Ukrainian, Russian, Estonian, Lebanese, French, British, German and Australian artists have come together, working side by side, to bring The Golden Cockerel to Adelaide Festival audiences. Current events have sent shockwaves through the directorship, staff and participants of the Adelaide Festival, but especially The Golden Cockerel company. Despite this, the team is passionately committed to proceeding with the presentation of this magnificent work.

Joint Artistic Directors of Adelaide Festival Neil Armfield and Rachel Healy said: “Adelaide Festival stands united against military aggression and war. Our hearts are breaking for the people of Ukraine and their families in Australia and elsewhere. Our Ukrainian and Russian artists are supporting each other and together every member of this company prays that this opera, forged through international collaboration, will be received by audiences as a symbol of hope.

“At a time when thousands of courageous Russians are taking to the streets to denounce the invasion, it is important that we remember the remarkable heritage of protest, pacifism, outrage at autocracy and respect for humanity that Russian art has gifted the world

“What better antidote to the actions of this arrogant government than the works of Alexander Pushkin, Leo Tolstoy, Anton Chekhov, Anna Akhmatova, Aleksandr Solzhenitsyn, Sofia Gubaidulina, Modest Mussorgsky or Dmitri Shostakovich. And of course, Ukraine gave us the incredible minds of Taras Shevchenko, Lessia Ukrayinka, Les Kurbas, Ivan Franko, Mykola Lysenko and Stefania Turkewich,” they said.

Rimsky-Korsakov’s opera was written in 1907 largely in response to the Russo-Japanese war raging just a few years prior. This war was triggered by brazen and hubristic expansionism by Russia into far Eastern territory (Korea and islands close to Japan) and is now seen as an attempt by a despotic Tsar, utterly blind to the new geo-political realities, to resuscitate outmoded Imperial ambitions.

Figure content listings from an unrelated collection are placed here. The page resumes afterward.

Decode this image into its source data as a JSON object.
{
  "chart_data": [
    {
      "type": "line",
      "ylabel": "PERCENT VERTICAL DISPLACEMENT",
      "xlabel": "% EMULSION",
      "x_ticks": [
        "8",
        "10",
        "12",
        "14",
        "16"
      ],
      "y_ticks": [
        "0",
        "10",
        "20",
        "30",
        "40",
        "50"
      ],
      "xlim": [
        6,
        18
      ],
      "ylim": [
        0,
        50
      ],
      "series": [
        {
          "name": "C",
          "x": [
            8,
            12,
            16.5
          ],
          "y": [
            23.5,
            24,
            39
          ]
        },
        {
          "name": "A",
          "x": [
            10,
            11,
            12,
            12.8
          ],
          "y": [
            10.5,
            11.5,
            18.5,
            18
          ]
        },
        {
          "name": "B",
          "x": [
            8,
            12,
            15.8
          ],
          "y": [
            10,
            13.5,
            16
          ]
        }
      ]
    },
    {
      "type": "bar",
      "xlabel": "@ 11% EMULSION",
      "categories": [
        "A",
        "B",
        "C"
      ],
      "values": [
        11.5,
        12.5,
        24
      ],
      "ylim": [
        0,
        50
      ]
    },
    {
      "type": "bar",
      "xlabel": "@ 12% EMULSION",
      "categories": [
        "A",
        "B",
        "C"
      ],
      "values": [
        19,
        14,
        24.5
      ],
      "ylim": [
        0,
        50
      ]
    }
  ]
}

The war and the economic privations it spawned led to mass demonstrations, especially on the campus where the composer taught. Rimsky-Korsakov stood unambiguously with the students, lost his job as a consequence and his absurdist satire was banned until after his death. Ironically, modern portrayals of the central role have prompted comparisons to Soviet leaders and Russian presidents.

We stand by the right of all peoples to live in peace and to fearlessly express their own cultural identity.